Bayangkan diri Anda seperti aktor yang terus tampil di atas panggung, memainkan berbagai peran sesuai naskah yang diberikan orang lain. Hari ini Anda menjadi anak yang sempurna, besok teman yang selalu bisa diandalkan, lusa pasangan yang serba mengerti. Tapi setelah tirai panggung ditutup dan tepuk tangan berhenti, Anda berdiri di balik panggung, lupa sebenarnya siapa Anda tanpa kostum dan naskah itu. Stoisisme menekankan hidup selaras dengan kodrat dan jati diri kita. Ini bukan tentang menjadi apa yang dunia inginkan, tapi menjadi versi terbaik dari diri kita yang sejati.

Ketika kita terlalu lama hidup berdasarkan ekspektasi luar, kita mengabaikan panggilan batin kita. Kita berhenti bertanya, “Apa yang benar-benar penting bagiku? Apa yang membuat hidupku bermakna?” Untuk keluar dari situasi ini, kita bisa memulai dengan praktik refleksi harian. Sisihkan waktu beberapa menit setiap malam untuk menulis jurnal. Apa yang saya lakukan hari ini? Apakah itu mencerminkan nilai-nilai yang saya yakini? Apakah saya bertindak karena saya ingin atau karena saya takut mengecewakan orang lain?

Contoh praktis lainnya adalah menyusun ulang rutinitas berdasarkan kebutuhan dan keinginan pribadi. Jika selama ini kamu hanya punya waktu untuk tinggal di rumah, coba sisihkan waktu untuk pergi ke taman, membaca buku yang kamu sukai, atau menjalani hobi yang membuatmu merasa hidup kembali. Menemukan kembali identitas bukan proses instan, tapi setiap kali kamu memilih mendengarkan suara hatimu dibandingkan suara dunia, kamu sedang melangkah satu langkah lebih dekat pada dirimu yang sejati.
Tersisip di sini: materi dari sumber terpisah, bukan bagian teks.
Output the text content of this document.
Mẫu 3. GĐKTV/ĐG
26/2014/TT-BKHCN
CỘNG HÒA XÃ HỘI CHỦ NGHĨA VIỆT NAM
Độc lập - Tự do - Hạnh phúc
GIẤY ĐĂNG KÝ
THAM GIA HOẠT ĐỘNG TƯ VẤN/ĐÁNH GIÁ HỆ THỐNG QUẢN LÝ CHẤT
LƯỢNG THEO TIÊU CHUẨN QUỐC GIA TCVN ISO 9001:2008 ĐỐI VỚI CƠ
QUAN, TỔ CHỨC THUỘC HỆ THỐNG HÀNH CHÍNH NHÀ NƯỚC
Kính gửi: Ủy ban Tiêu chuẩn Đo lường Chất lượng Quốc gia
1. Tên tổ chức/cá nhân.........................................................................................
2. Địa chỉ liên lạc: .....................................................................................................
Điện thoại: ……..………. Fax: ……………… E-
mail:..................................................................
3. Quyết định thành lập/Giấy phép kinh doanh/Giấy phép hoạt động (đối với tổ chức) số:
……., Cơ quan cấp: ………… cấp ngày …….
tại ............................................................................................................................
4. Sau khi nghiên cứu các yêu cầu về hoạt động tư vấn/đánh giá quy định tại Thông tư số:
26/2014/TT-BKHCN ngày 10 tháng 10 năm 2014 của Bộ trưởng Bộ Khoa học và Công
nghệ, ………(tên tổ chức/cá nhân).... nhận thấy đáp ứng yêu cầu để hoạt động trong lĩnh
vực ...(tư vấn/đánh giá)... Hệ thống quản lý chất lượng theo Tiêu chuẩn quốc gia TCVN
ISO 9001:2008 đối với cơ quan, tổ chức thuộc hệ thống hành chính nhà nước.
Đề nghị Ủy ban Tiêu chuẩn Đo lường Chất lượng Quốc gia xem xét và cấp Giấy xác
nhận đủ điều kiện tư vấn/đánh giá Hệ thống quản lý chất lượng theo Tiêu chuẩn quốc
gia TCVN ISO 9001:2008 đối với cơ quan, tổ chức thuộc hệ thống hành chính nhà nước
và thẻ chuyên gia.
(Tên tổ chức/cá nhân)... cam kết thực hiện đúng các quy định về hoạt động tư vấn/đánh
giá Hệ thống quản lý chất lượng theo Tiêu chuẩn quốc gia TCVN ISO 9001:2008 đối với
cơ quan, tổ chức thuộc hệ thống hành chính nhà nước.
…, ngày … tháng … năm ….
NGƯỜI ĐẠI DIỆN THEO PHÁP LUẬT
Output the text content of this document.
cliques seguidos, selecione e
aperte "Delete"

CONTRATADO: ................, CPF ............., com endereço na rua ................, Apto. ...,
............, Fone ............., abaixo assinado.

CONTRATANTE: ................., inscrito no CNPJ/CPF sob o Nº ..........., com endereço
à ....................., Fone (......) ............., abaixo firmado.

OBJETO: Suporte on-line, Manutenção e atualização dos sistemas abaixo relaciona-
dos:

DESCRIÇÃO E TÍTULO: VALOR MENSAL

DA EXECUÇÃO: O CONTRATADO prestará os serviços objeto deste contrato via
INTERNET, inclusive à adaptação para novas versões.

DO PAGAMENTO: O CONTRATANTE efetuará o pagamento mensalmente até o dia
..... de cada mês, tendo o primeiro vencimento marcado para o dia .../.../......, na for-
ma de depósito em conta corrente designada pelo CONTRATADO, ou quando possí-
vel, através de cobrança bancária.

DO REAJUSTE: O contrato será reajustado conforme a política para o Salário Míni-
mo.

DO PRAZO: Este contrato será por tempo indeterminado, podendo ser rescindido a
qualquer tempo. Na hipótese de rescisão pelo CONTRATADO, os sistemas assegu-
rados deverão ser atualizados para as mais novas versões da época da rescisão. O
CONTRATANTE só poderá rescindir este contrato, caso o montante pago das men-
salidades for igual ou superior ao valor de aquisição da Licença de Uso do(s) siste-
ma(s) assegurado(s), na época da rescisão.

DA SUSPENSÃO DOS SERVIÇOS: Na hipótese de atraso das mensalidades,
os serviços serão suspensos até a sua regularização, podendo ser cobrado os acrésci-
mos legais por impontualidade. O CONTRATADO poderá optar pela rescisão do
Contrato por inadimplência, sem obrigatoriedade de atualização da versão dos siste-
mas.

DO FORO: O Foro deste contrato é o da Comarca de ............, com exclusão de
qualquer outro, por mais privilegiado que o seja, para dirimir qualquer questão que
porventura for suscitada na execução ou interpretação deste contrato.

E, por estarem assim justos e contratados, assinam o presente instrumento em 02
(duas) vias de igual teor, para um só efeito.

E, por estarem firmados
Kedua, kelelahan emosional dan fisik. Terus-menerus hadir bagi orang lain tanpa jeda untuk mengisi ulang energi akan membuat tubuh dan pikiran kita runtuh. Kita menjadi mudah marah, sensitif, bahkan mengalami burnout. Dan semua itu terjadi karena kita lupa memprioritaskan pemulihan diri. Tubuh dan pikiran kita seperti baterai. Jika setiap hari kita mengisi baterai ponsel tanpa pernah mengisi ulang energi dalam diri sendiri, lama-lama sistem akan rusak. Kita jadi gampang tersinggung, sulit fokus, bahkan kehilangan semangat hidup. Kelelahan ini tidak selalu tampak di luar, tapi dalam hati kita tahu kita sedang habis-habisan.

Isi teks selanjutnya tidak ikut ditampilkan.